Originally shared by nick wiegand Whew I've been working long days and nights in

Originally shared by nick wiegand

Whew I’ve been working long days and nights in my workshop the last 5 days. I have to make 15 plaques for a client by Monday. I got all of them cut tonight. I know what I’ll be doing tomorrow night.

Very neat cut. Did you use straight flute bit?

Think of the $$$$$ :slight_smile:

How do you prize somthing like this? By the hour? The material cost? Machine time?
Neat looking milling there. :slight_smile:

@Max_Kalin no, it was a compression bit. the photo is after I sanded them.
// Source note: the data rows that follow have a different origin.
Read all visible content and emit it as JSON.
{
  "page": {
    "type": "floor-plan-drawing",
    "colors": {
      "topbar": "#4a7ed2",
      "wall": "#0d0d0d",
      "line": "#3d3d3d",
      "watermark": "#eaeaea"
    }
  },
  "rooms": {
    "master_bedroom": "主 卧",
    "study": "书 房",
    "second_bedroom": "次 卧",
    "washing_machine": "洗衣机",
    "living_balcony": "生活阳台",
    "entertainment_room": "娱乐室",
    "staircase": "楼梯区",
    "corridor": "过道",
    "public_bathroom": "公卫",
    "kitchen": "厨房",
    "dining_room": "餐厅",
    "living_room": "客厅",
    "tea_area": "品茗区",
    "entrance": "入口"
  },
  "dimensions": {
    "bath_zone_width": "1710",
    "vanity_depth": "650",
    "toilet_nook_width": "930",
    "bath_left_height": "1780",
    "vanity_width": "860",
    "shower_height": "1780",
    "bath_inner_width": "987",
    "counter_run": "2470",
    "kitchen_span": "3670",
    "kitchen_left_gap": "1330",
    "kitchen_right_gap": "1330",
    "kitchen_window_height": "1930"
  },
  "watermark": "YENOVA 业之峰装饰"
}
@Peter_Hertel I’m horrible at pricing. this is actually my first paid job. And is it or a colleague. All I have to do is cut the shape and then v-carve some text.
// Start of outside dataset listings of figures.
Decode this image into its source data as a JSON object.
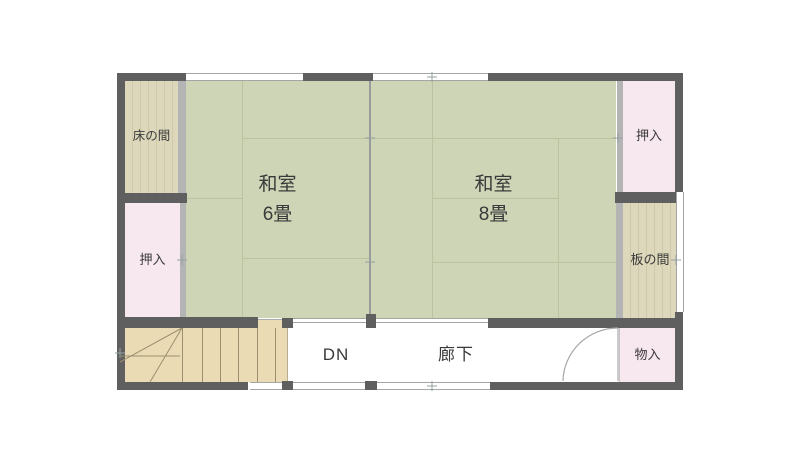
{
  "plan": {
    "rooms": {
      "tokonoma": {
        "label": "床の間"
      },
      "oshiire_left": {
        "label": "押入"
      },
      "washitsu6": {
        "name": "和室",
        "size": "6畳"
      },
      "washitsu8": {
        "name": "和室",
        "size": "8畳"
      },
      "oshiire_right": {
        "label": "押入"
      },
      "itanoma": {
        "label": "板の間"
      },
      "monoire": {
        "label": "物入"
      },
      "corridor": {
        "label": "廊下"
      },
      "stairs": {
        "label": "DN"
      }
    },
    "colors": {
      "tatami": "#cdd5b6",
      "tatami_line": "#b9c49e",
      "wood": "#ddd8bb",
      "wood_grain": "#cfc9a9",
      "closet_pink": "#f7e8ef",
      "stair_tan": "#ebdbb5",
      "wall_dark": "#5f5f5f",
      "wall_light": "#b4b4b4",
      "open_line": "#a5a5a5",
      "stair_line": "#9a8f6f",
      "door_line": "#a8a8a8",
      "tick": "#97a0a0",
      "text": "#3a3a3a",
      "background": "#ffffff"
    }
  }
}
The cut was 10min each and the v-carve should be ~5min. Add another 5min to sand and prep each one. Material cost is <$2 each. Because the client wants to paint and stain them, I figured $15 each was fair. I guess that is approximately 80% margin.?

Plus I get to have fun working with my machine to earn beer and cigar money.

@nick_wiegand Oh thanks, I haven’t used that type yet. Usually there is chipping on the edge when I use a bit that cuts upwards.
Why didn’t you to V-carving first and then cutting? I think it will be much easier. At least I do cutting the last.


The compression bit cuts downwards to reduce the edge chipping. :slight_smile:

I did not want to have to change bits between the steps. Also, the source material was 48"long, So I would have had to keep moving my Zero location. (I could have loaded all the cuts into one file but there is not much material left to clamp to) The way I did it was to cut the shape, break off the scrap and then move the remaining material into the same place. I marked the center and then moved the material to line up with the bit. I was able to get 5 signs out of each piece of material.

For the engraving step, I will build a fixture to align and hold a single piece. That way I can just put in a new piece and run.

Because of the number of pieces, I think it is best to perform the same step on each piece at the same time. I can operate it like an assembly line.

@nick_wiegand Yeah, if it works for you this way… Different people - different methods =)
I usually screw the material down so it won’t move (i have a MDF sacrifice cover on the bed).

I checked the bit out already. Will try it sometime later. Thanks for the tip!

When I had to cut a a groove in a plastic ring I used same method as you mentioned. Built the frame and was putting pieces one after another. The placing it and clamping it down took more time that cutting =)

I’d like to see how it will turn out if it’s not confidential.

@Max_Kalin I understand completely. I’m always open to learn new processes. I’ll be sure to share some more photos.